Mas o governo do PS, defende o PCP, não quis ir mais longe e sistematicamente seguiu a política determinada pela União Europeia perdendo um boa oportunidade de dar um impulso desenvolvimentista ao país.

Um livro com uma profundidade de analise assinalável, propostas concretas para muitas áreas, mas apesar de bem elaborado surge, a espaços, como algo repetitivo de algumas ideias centrais.

Em ano de eleições é de indispensável leitura. Pode quebrar muitas ideias erradas e muitos preconceitos sobre este Partido.

quarta-feira, 6 de março de 2019

Inteligência Artificial


Inteligência Artificial de Arlindo Oliveira

Um livro muito interessante que, contudo, pouco fala verdadeiramente de inteligência artificial.

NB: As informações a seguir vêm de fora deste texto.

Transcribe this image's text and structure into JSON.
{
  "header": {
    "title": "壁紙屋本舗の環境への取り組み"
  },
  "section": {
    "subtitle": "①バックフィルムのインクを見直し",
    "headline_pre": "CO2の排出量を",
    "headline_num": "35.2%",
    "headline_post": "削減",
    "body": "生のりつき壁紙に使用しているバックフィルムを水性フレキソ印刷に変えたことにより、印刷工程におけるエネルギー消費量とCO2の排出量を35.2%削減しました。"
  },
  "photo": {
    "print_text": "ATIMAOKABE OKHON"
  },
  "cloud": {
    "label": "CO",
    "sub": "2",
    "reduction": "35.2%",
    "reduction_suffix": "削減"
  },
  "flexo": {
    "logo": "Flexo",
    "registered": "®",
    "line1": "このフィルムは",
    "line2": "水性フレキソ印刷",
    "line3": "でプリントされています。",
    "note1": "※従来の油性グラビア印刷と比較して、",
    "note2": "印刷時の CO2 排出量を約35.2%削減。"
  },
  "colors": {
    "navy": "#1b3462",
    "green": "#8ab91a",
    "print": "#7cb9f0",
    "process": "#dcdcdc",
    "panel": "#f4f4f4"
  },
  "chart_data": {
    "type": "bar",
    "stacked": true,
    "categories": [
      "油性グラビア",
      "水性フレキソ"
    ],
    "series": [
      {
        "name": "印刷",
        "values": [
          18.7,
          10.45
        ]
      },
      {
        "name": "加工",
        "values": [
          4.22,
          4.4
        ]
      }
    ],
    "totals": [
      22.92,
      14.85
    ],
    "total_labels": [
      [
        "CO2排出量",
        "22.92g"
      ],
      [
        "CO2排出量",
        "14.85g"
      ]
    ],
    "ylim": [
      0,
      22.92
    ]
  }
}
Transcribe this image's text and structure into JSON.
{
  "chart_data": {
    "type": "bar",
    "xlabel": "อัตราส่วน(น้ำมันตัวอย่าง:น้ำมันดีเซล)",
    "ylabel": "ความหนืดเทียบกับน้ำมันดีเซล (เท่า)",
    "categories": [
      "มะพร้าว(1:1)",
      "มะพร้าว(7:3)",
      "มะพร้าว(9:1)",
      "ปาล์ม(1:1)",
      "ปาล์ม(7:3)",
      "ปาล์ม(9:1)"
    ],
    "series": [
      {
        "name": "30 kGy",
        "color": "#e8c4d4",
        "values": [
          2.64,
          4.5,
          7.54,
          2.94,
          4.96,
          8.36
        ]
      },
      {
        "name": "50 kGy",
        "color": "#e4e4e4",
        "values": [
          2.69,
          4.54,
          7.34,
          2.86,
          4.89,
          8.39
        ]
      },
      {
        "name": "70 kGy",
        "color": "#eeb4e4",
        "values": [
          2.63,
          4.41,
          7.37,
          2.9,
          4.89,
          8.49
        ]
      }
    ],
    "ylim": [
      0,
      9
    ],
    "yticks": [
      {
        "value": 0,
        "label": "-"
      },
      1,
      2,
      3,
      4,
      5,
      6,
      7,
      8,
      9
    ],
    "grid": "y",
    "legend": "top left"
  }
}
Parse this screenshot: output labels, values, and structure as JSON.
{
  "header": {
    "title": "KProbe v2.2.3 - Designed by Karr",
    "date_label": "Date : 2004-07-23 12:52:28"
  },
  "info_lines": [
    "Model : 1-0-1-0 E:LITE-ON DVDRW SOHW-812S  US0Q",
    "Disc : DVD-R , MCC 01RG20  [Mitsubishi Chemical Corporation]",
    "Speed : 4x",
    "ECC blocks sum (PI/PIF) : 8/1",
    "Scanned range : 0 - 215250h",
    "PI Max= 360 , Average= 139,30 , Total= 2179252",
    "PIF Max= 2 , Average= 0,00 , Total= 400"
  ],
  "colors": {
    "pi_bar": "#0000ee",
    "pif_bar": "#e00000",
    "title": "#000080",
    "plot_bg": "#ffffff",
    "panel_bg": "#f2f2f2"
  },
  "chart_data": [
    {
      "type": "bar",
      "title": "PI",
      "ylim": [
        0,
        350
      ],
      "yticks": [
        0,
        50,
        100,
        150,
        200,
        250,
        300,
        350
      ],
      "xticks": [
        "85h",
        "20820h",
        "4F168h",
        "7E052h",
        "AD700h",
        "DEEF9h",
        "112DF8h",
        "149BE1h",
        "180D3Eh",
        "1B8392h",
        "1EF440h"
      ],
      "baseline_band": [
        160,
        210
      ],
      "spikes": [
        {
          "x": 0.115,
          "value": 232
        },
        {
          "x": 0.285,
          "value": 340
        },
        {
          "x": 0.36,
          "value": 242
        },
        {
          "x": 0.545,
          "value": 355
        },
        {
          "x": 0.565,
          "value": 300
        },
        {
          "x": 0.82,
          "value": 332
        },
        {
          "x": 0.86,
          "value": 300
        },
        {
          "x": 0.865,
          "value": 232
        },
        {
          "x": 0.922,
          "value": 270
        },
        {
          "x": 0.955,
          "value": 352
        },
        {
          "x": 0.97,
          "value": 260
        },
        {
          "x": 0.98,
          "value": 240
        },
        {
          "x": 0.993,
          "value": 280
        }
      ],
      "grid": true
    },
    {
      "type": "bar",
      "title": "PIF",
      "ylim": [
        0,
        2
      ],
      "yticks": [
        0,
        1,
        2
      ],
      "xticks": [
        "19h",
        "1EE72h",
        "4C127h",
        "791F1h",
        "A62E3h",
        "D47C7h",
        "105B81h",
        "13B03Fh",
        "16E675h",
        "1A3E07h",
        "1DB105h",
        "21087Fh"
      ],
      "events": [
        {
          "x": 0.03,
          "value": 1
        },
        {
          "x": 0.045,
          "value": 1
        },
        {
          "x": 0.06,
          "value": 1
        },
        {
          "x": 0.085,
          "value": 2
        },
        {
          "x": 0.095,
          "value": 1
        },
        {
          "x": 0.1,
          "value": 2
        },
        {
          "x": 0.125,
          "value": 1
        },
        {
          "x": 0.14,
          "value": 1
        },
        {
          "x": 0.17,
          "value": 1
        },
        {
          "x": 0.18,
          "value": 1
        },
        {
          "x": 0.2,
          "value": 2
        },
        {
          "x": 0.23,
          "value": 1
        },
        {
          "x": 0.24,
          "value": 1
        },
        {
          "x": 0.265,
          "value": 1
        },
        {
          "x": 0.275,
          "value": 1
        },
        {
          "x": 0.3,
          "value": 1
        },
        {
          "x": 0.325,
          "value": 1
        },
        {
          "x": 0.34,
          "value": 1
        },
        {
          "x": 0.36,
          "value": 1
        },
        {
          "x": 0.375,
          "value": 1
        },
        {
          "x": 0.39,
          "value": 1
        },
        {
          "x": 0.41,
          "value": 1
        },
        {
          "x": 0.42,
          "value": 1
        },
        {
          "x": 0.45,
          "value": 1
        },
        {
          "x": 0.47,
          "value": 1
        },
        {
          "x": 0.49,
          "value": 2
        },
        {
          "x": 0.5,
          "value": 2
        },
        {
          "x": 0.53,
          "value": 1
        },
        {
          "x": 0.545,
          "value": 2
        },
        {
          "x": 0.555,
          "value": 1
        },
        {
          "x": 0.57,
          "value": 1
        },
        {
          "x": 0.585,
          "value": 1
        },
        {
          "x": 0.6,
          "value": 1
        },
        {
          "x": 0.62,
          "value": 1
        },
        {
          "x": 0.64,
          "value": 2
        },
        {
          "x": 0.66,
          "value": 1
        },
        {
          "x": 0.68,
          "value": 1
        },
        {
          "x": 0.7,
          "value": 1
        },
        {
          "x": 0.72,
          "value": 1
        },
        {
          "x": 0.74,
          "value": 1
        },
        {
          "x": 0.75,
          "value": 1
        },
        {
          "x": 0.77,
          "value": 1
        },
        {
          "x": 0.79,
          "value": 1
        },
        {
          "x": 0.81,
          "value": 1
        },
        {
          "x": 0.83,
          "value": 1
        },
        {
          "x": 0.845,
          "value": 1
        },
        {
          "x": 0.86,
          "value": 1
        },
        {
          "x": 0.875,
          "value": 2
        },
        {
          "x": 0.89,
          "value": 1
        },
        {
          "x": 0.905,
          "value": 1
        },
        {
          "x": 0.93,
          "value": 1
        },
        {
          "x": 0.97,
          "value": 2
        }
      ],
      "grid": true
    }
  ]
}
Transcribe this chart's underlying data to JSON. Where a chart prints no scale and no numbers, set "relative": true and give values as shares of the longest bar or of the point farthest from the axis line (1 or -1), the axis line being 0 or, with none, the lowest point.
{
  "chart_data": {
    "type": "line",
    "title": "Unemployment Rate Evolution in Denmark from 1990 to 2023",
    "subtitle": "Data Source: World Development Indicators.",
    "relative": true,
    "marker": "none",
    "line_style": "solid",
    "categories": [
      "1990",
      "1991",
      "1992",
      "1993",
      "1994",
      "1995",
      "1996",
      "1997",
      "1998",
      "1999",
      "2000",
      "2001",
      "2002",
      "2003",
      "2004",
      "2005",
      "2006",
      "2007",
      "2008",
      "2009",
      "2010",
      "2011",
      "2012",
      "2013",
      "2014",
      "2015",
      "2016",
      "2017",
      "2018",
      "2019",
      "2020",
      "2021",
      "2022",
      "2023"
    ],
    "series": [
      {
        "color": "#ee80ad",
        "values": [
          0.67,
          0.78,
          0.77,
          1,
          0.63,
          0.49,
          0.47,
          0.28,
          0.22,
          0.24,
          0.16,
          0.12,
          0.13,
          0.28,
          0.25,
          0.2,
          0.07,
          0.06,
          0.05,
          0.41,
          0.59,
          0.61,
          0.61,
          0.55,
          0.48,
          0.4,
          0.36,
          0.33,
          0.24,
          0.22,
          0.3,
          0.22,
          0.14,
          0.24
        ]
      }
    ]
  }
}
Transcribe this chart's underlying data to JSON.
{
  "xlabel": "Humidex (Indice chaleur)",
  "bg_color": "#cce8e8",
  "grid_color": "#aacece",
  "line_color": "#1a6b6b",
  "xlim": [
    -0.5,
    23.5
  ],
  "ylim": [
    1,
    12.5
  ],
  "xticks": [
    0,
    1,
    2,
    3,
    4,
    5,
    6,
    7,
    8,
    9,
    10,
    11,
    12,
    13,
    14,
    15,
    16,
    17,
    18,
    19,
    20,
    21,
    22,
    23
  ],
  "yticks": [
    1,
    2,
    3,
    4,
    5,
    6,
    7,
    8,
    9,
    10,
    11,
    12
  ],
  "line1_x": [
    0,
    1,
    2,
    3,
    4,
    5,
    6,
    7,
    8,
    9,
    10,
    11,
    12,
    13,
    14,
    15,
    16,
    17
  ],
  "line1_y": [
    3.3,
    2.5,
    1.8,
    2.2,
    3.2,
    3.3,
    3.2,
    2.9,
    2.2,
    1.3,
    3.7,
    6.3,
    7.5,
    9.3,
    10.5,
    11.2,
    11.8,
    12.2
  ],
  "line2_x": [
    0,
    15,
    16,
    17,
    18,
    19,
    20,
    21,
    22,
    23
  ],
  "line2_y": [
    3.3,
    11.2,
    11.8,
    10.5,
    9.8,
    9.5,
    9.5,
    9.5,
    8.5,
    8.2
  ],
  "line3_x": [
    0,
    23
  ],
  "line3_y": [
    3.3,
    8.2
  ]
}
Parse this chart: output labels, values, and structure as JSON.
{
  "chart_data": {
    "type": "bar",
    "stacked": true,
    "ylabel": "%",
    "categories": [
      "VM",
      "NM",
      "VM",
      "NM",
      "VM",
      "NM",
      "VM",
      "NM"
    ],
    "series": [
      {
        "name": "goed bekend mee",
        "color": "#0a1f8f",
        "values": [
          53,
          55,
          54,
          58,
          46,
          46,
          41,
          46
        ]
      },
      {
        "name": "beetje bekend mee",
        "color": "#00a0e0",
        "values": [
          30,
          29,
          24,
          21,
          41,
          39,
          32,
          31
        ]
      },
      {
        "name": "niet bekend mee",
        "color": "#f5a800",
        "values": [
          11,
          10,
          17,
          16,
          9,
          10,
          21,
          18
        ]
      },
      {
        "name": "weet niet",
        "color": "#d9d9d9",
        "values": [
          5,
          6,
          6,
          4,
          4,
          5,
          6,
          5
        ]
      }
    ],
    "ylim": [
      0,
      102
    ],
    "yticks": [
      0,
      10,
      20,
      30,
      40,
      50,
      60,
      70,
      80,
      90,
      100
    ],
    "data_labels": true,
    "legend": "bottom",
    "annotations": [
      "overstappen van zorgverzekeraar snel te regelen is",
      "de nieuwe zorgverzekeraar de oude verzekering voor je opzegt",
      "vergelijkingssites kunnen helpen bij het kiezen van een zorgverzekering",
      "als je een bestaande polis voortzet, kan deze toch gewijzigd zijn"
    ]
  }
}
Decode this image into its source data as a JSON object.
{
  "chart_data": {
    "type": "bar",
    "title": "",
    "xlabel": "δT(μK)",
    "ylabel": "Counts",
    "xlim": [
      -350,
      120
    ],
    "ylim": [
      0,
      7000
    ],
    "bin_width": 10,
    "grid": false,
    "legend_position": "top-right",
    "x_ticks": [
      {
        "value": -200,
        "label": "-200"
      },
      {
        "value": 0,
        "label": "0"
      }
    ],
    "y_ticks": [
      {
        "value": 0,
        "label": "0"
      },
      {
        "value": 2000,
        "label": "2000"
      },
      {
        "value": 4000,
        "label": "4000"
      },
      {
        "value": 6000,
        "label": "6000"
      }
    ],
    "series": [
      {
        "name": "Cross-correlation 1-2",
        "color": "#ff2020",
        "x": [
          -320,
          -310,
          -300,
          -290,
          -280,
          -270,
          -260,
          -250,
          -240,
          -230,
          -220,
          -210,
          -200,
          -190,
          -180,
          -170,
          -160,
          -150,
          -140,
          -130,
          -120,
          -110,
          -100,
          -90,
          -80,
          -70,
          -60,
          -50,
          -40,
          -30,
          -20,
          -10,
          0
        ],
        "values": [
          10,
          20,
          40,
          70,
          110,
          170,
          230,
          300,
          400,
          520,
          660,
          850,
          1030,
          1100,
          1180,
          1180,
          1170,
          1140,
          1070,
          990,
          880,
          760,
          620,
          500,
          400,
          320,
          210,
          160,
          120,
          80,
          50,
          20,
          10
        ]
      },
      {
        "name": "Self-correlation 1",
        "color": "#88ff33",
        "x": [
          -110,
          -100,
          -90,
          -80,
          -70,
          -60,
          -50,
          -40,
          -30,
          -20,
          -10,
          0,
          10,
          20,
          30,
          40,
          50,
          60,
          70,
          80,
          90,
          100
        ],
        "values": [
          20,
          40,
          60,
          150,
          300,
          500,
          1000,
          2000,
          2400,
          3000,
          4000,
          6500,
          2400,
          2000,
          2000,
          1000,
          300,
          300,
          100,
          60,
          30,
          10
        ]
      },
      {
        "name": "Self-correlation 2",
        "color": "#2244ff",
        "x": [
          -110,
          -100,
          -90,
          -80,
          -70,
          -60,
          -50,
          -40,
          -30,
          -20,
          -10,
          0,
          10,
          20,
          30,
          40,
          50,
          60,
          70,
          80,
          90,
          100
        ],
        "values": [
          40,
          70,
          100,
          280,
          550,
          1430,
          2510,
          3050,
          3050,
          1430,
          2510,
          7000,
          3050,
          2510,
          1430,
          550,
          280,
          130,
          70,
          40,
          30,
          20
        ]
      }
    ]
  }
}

O livro começa com um capítulo sobre a formação do universo e as origens da vida, seguido por outro sobre a evolução tecnológica – “a capacidade para desenvolver tecnologia não resulta diretamente da superior inteligência do ser humano, mas sim da propagação de conhecimento entre gerações, através da cultura”. No terceiro capítulo fala de Máquinas e nas condições necessárias à sua ascensão ao mundo inteligente – “a inteligência humana … consiste na manipulação de representações simbólicas do mundo, e na dedução de novos conhecimentos através da manipulação de representações de factos conhecidos” . A seguir fala de Símbolos e dos primeiros passos dos programas de inteligência artificial, nomeadamente o ELIZA de Wezenbaum, para concluir com o paradoxo de Moravec que nos diz que “é mais fácil reproduzir num computador comportamentos que exigem raciocínios matemáticos complexos do que reconhecer uma face ou perceber a linguagem falada, algo que uma criança faz com facilidade”.

No sexto capítulo discute-se a possibilidade de um programa informático aprender e explica o princípio dos programa de AI que começam a fazê-lo. O automóvel capaz sem condutor é explicado de forma clara “Para conduzir o sistema tem de gerar à saída dois números: um número representa o ângulo do volante, o outro a pressão no acelerador (se for positivo) ou a pressão no travão (se for negativo). Estes dois números bastam para conduzir qualquer veículo…”.

Pode um computador replicar um cérebro e as complexas interações entre os neurónios? Ainda não. Os cientistas estão e tentar fazê-lo com o cérebro de um pequeno verme cujo sistema nervoso tem apenas 302 neurónios e o animal 959 células aos todo. Um cérebro humano tem 100 mil neurónios e um número de sinapses, ligações entre neurónios, de 1.000 biliões. Tarefa ainda não atingida, por várias ordens de razões. No entanto não é tarefa impossível e será certamente conseguida “ainda no século XXI”.

E um computador consciente? Provavelmente será construído no futuro. Todo este mundo novo implica riscos? Sem dúvida, mas as vantagens parecem ser maiores que todos os efeitos eventualmente negativos.

O posfácio inclui uma apetitosa lista de leituras sobre os vários temas.

Em resumo um ensaio interessante apesar de excessivamente generalista e disperso por assuntos apenas remotamente ligados ao tema principal.